We're celebrating the end of an incredible decade for games, movies, and TV shows. The Witcher 3 is one of the games that defined the last 10 years of play, placing 2nd in our 100 best games of the decade rankings.
In the opening of The Witcher 3: Wild Hunt we join the witcher himself, Geralt of Rivia, relaxing in a bathtub – a scene so iconic it should have its own entry in our end of decade rankings. As he submerges his scarred body in the water, Geralt is joined by what appears to be a hissing lobster. When Geralt notices, he throws the creature out and it disappears in a puff of smoke. It was all an illusion.
These first few moments of the game set the tone perfectly. Not only as an amuse-bouche for all of the nudity that we will see at flashpoints throughout the campaign, but because much like the books on which the games were based, the world of The Witcher 3 is dark and twisted – things are never quite as the seem.
Wanderin' in a Witcher's wonderland
One mission might begin with you investigating a statue that the local peasants have claimed is the 'Allgod' – a simple enough task – but by the end of it you'll be face-to-face with a large beast expectorating a thick Yorkshire accent, feigning omnipotence in order to get free gifts. Another has you investigating the disappearance of a young woman, although it quickly spirals out of control as you find yourself caught in the middle of a love triangle between a werewolf and two sisters. These are just two sidequests of the hundreds available.

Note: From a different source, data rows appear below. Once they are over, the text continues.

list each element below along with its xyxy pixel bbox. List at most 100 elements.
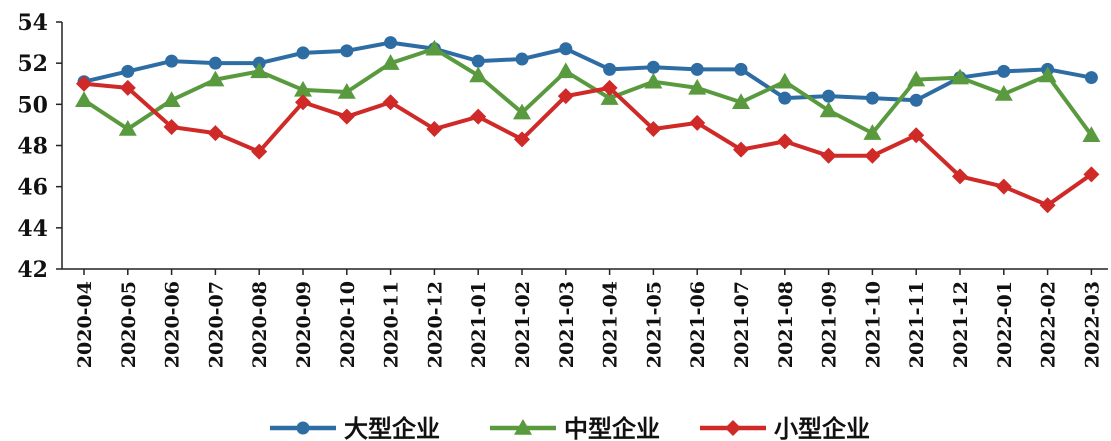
x-tick-label: 2020-07 — [205, 281, 227, 368]
legend-item-2: 中型企业 — [490, 414, 660, 441]
data-point — [513, 103, 531, 120]
data-point — [776, 133, 793, 150]
series-2 — [75, 39, 1101, 142]
data-point — [951, 68, 969, 85]
x-tick-label: 2021-02 — [512, 281, 534, 368]
data-point — [208, 56, 222, 70]
data-point — [426, 121, 443, 138]
data-point — [163, 118, 180, 135]
y-tick-label: 50 — [17, 92, 48, 118]
x-tick-label: 2021-01 — [468, 281, 490, 368]
legend-item-3: 小型企业 — [700, 414, 870, 441]
legend-marker — [514, 419, 532, 435]
legend-marker — [296, 421, 310, 435]
chart-series — [75, 36, 1101, 214]
y-tick-label: 42 — [17, 257, 48, 283]
data-point — [863, 124, 882, 140]
x-tick-label: 2021-03 — [556, 281, 578, 368]
x-tick-label: 2021-10 — [862, 281, 884, 368]
x-axis-ticks: 2020-04 2020-05 2020-06 2020-07 2020-08 2020-… — [74, 269, 1103, 368]
y-tick-label: 52 — [17, 51, 48, 77]
data-point — [514, 131, 530, 148]
data-point — [952, 168, 968, 185]
x-tick-label: 2021-04 — [600, 281, 622, 368]
legend-marker — [725, 420, 741, 436]
data-point — [775, 72, 794, 89]
data-point — [690, 62, 704, 76]
y-tick-label: 54 — [17, 10, 48, 36]
legend-label: 中型企业 — [564, 414, 660, 441]
data-point — [732, 93, 750, 110]
data-point — [469, 66, 488, 83]
data-point — [165, 54, 179, 68]
data-point — [121, 64, 135, 78]
data-point — [646, 60, 660, 74]
data-point — [1039, 197, 1056, 214]
x-tick-label: 2021-07 — [731, 281, 753, 368]
x-tick-label: 2021-09 — [819, 281, 841, 368]
series-line — [83, 40, 1092, 103]
x-tick-label: 2020-08 — [249, 281, 271, 368]
x-tick-label: 2020-10 — [337, 281, 359, 368]
data-point — [118, 120, 137, 136]
x-tick-label: 2020-09 — [293, 281, 315, 368]
x-tick-label: 2020-05 — [118, 281, 140, 368]
data-point — [645, 121, 662, 138]
data-point — [296, 46, 310, 60]
data-point — [995, 178, 1012, 195]
legend-label: 大型企业 — [344, 414, 440, 441]
data-point — [601, 79, 618, 96]
y-axis-ticks: 42 44 46 48 50 52 54 — [17, 10, 62, 283]
x-tick-label: 2021-11 — [906, 281, 928, 368]
data-point — [119, 79, 136, 96]
data-point — [294, 80, 312, 97]
x-tick-label: 2020-06 — [162, 281, 184, 368]
series-1 — [77, 36, 1098, 107]
data-point — [997, 64, 1011, 78]
data-point — [382, 94, 399, 111]
legend-item-1: 大型企业 — [270, 414, 440, 441]
data-point — [337, 82, 356, 99]
x-tick-label: 2020-04 — [74, 281, 96, 368]
series-line — [83, 81, 1093, 208]
data-point — [600, 89, 619, 105]
data-point — [994, 85, 1013, 101]
series-3 — [76, 75, 1100, 214]
data-point — [471, 54, 485, 68]
data-point — [864, 147, 881, 164]
data-point — [76, 75, 92, 92]
data-point — [819, 101, 838, 118]
data-point — [162, 91, 181, 107]
series-line — [82, 46, 1094, 137]
data-point — [603, 62, 617, 76]
data-point — [381, 54, 400, 70]
data-point — [515, 52, 529, 66]
legend-label: 小型企业 — [774, 414, 870, 441]
data-point — [250, 62, 269, 79]
data-point — [909, 93, 923, 107]
data-point — [340, 44, 354, 58]
data-point — [778, 91, 792, 105]
data-point — [734, 62, 748, 76]
data-point — [425, 39, 444, 56]
y-tick-label: 46 — [17, 175, 48, 201]
data-point — [1083, 166, 1100, 183]
data-point — [384, 36, 398, 50]
data-point — [820, 147, 837, 164]
x-tick-label: 2021-12 — [950, 281, 972, 368]
data-point — [1038, 66, 1057, 83]
x-tick-label: 2021-06 — [687, 281, 709, 368]
data-point — [688, 78, 707, 95]
data-point — [207, 125, 224, 142]
y-tick-label: 44 — [17, 216, 48, 242]
x-tick-label: 2022-01 — [994, 281, 1016, 368]
data-point — [1082, 126, 1101, 142]
data-point — [206, 70, 225, 87]
chart-legend: 大型企业 中型企业 小型企业 — [270, 414, 870, 441]
x-tick-label: 2020-12 — [424, 281, 446, 368]
data-point — [295, 94, 311, 111]
data-point — [908, 127, 925, 144]
data-point — [251, 143, 268, 160]
x-tick-label: 2021-05 — [643, 281, 665, 368]
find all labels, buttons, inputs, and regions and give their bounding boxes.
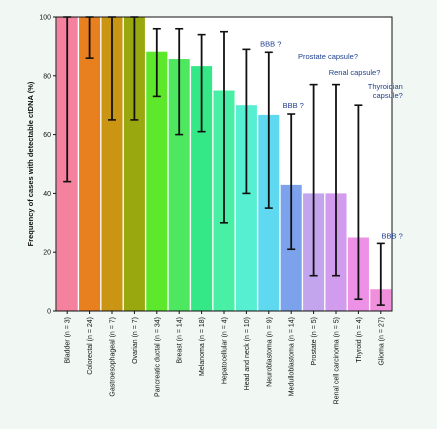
category-label: Pancreatic ductal (n = 34) (154, 317, 161, 397)
bar (235, 105, 257, 311)
category-label: Neuroblastoma (n = 9) (266, 317, 273, 387)
category-label: Prostate (n = 5) (311, 317, 318, 365)
y-tick-label: 80 (43, 73, 51, 80)
annotations: BBB ? BBB ? Prostate capsule? Renal capsule… (260, 39, 403, 240)
category-label: Hepatocellular (n = 4) (222, 317, 229, 384)
annotation-text: Renal capsule? (329, 68, 381, 77)
category-label: Melanoma (n = 18) (199, 317, 206, 376)
category-label: Renal cell carcinoma (n = 5) (334, 317, 341, 404)
bar (123, 17, 145, 311)
y-tick-label: 0 (47, 309, 51, 316)
plot-area (55, 16, 393, 312)
bar (146, 51, 168, 311)
annotation-text: BBB ? (260, 39, 281, 48)
category-label: Thyroid (n = 4) (356, 317, 363, 363)
annotation-text: Prostate capsule? (298, 52, 358, 61)
annotation-text: BBB ? (283, 101, 304, 110)
y-tick-label: 40 (43, 191, 51, 198)
category-label: Bladder (n = 3) (65, 317, 72, 364)
category-label: Medulloblastoma (n = 14) (289, 317, 296, 396)
y-tick-label: 60 (43, 132, 51, 139)
y-axis-title: Frequency of cases with detectable ctDNA… (26, 81, 35, 246)
y-axis: 0 20 40 60 80 100 (39, 15, 56, 316)
category-label: Breast (n = 14) (177, 317, 184, 364)
bar (258, 114, 280, 311)
y-tick-label: 100 (39, 15, 51, 22)
annotation-text: capsule? (373, 91, 403, 100)
bar (168, 59, 190, 312)
bar (101, 17, 123, 311)
category-label: Gastroesophageal (n = 7) (110, 317, 117, 397)
category-label: Head and neck (n = 10) (244, 317, 251, 390)
bar (191, 66, 213, 312)
category-label: Ovarian (n = 7) (132, 317, 139, 364)
annotation-text: BBB ? (382, 231, 403, 240)
category-label: Glioma (n = 27) (378, 317, 385, 365)
x-axis-labels: Bladder (n = 3) Colorectal (n = 24) Gastro… (65, 311, 385, 404)
bar (79, 17, 101, 311)
annotation-text: Thyroidian (368, 82, 403, 91)
category-label: Colorectal (n = 24) (87, 317, 94, 375)
y-tick-label: 20 (43, 250, 51, 257)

That surprise factor is all the more impressive considering that The Witcher 3 arrived into an industry overpopulated with open world games, yet it managed to set the bar for what the genre could, and should, achieve. CD Projekt Red made sure minor characters were just as fleshed out as the major ones, that side missions were just as intriguing as those part of the main campaign, and that every corner of this world has the same attention to detail.
From the stoned grandeur of Kaer Morhen, built into the side of a mountain, to Redania, where downtrodden residents live in fear of both monsters and men, cowering in dilapidated shacks. Many areas are shrouded in mist and mystery, making fast travel an almost forgotten feature, as riding Roach across the map, fighting monsters and aiding strangers is all part of the joy of immersing yourself into The Continent.

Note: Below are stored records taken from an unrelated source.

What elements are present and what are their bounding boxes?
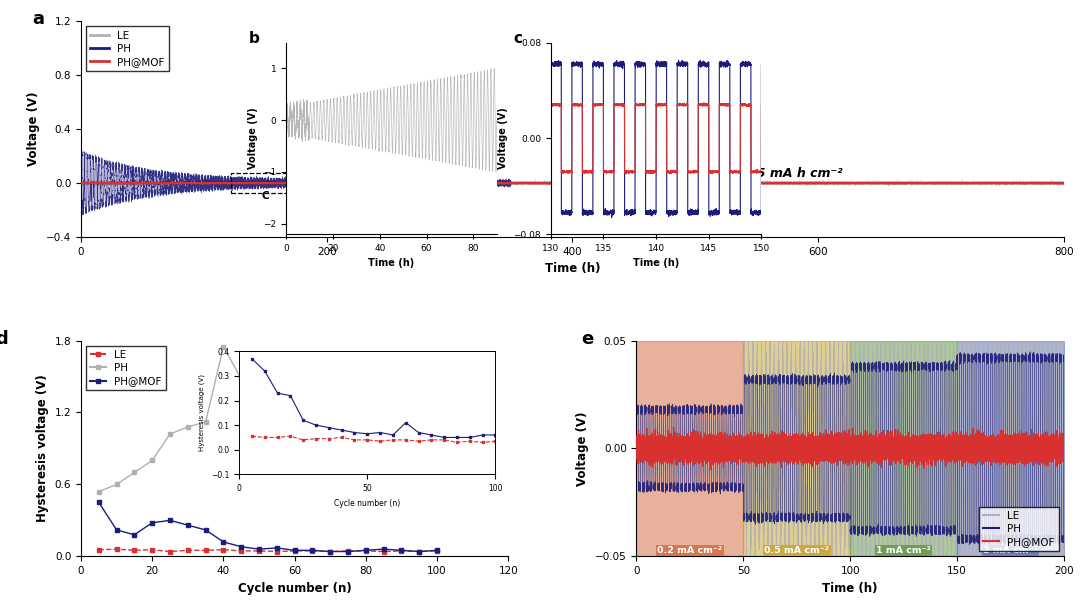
PH	[270, 411, 283, 418]
PH@MOF	[146, 519, 159, 527]
LE	[253, 547, 266, 554]
PH@MOF	[163, 517, 176, 524]
Legend: LE, PH, PH@MOF: LE, PH, PH@MOF	[978, 506, 1058, 551]
PH	[431, 457, 444, 464]
Legend: LE, PH, PH@MOF: LE, PH, PH@MOF	[86, 27, 168, 71]
PH@MOF	[341, 548, 354, 555]
Line: LE: LE	[96, 547, 440, 554]
LE	[431, 547, 444, 554]
Bar	[231, 173, 293, 193]
Text: e: e	[581, 330, 593, 348]
LE	[92, 546, 105, 553]
Text: a: a	[31, 10, 44, 29]
PH	[288, 417, 301, 424]
PH@MOF	[413, 548, 426, 555]
LE	[199, 547, 212, 554]
LE	[110, 545, 123, 553]
PH@MOF	[253, 545, 266, 553]
Line: PH@MOF: PH@MOF	[96, 500, 440, 554]
Legend: LE, PH, PH@MOF: LE, PH, PH@MOF	[86, 346, 166, 390]
X-axis label: Time (h): Time (h)	[633, 258, 679, 268]
PH@MOF	[217, 538, 230, 545]
PH@MOF	[127, 531, 140, 539]
Y-axis label: Voltage (V): Voltage (V)	[27, 92, 40, 167]
PH@MOF	[306, 547, 319, 554]
PH	[92, 488, 105, 496]
Y-axis label: Hysteresis voltage (V): Hysteresis voltage (V)	[36, 375, 49, 522]
LE	[127, 547, 140, 554]
LE	[217, 546, 230, 553]
PH	[341, 435, 354, 443]
Text: 0.2 mA cm⁻²: 0.2 mA cm⁻²	[658, 546, 723, 555]
PH@MOF	[431, 547, 444, 554]
Text: 0.5 mA cm⁻²: 0.5 mA cm⁻²	[765, 546, 829, 555]
Text: 5 mA cm⁻²   5 mA h cm⁻²: 5 mA cm⁻² 5 mA h cm⁻²	[671, 167, 842, 179]
X-axis label: Time (h): Time (h)	[544, 262, 600, 275]
PH	[163, 430, 176, 438]
PH	[324, 429, 337, 437]
X-axis label: Time (h): Time (h)	[368, 258, 415, 268]
X-axis label: Time (h): Time (h)	[822, 582, 878, 595]
PH	[127, 469, 140, 476]
X-axis label: Cycle number (n): Cycle number (n)	[238, 582, 351, 595]
Text: d: d	[0, 330, 9, 348]
PH	[217, 343, 230, 350]
PH@MOF	[395, 547, 408, 554]
PH@MOF	[360, 547, 373, 554]
PH	[110, 481, 123, 488]
PH	[306, 423, 319, 430]
Text: b: b	[248, 31, 259, 46]
LE	[163, 548, 176, 555]
LE	[146, 546, 159, 553]
PH	[181, 423, 194, 430]
Text: C: C	[261, 190, 269, 201]
PH	[199, 418, 212, 426]
PH	[146, 457, 159, 464]
Line: PH: PH	[96, 344, 440, 494]
PH	[360, 441, 373, 449]
PH	[377, 447, 390, 455]
LE	[181, 547, 194, 554]
LE	[288, 547, 301, 554]
LE	[324, 548, 337, 555]
PH@MOF	[181, 522, 194, 529]
PH@MOF	[377, 545, 390, 553]
Text: 1 mA cm⁻²: 1 mA cm⁻²	[876, 546, 931, 555]
LE	[341, 547, 354, 554]
Y-axis label: Voltage (V): Voltage (V)	[498, 108, 508, 169]
PH@MOF	[324, 548, 337, 555]
PH@MOF	[199, 527, 212, 534]
LE	[377, 548, 390, 555]
LE	[413, 548, 426, 555]
LE	[270, 548, 283, 555]
LE	[234, 547, 247, 554]
PH@MOF	[288, 547, 301, 554]
PH@MOF	[234, 543, 247, 550]
Text: c: c	[513, 31, 522, 46]
PH@MOF	[110, 527, 123, 534]
Y-axis label: Voltage (V): Voltage (V)	[247, 108, 258, 169]
LE	[360, 547, 373, 554]
Y-axis label: Voltage (V): Voltage (V)	[577, 411, 590, 486]
Text: 2 mA cm⁻²: 2 mA cm⁻²	[983, 546, 1038, 555]
PH	[395, 449, 408, 457]
PH	[413, 453, 426, 460]
PH@MOF	[92, 499, 105, 506]
PH@MOF	[270, 544, 283, 551]
PH	[253, 399, 266, 407]
PH	[234, 375, 247, 382]
LE	[306, 547, 319, 554]
LE	[395, 547, 408, 554]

Despite this world feeling like it's own living, breathing entity, it would be nothing without its main characters. Geralt is a wise yet weary protagonist with a clearly defined moral compass and a dry wit that endears him to the player despite a cold, rugged exterior. He's a knowledgeable Witcher, too, exhibiting unmatched confidence under pressure, as mirrored in-game once you begin to master the arts of sign casting and parrying. Regardless of whether this is the first time you're meeting Yennefer, Triss, Ciri, and the rest of the gang, The Witcher quickly gets you caring about all of them.
Into the wild
The way in which the game presents the main mission of finding Ciri has you warming to her almost instantly, and playing as this equally accomplished fighter is a breath of fresh air for combat. You see how much she means to Geralt and Yenn, and you become just as desperate to find her as they are. As the search goes on, you learn more about each character, and the way the game brings them all together for the final act is masterful.
The Witcher 3 is an unforgettable mix of fantastical storytelling, thrilling combat, intriguing characters and utterly mesmerising world building. It lives behind a smokescreen, where the real monsters are revealed to be the humans (and sometimes vice versa), the most picturesque landscapes hold the darkest secrets, and seemingly innocuous innkeepers are some of the most infuriatingly difficult Gwent opponents you will ever come across. It’s a game that surprises and enthrals in all ways but one; no-one's surprised that The Witcher 3 is a game that defined the decade.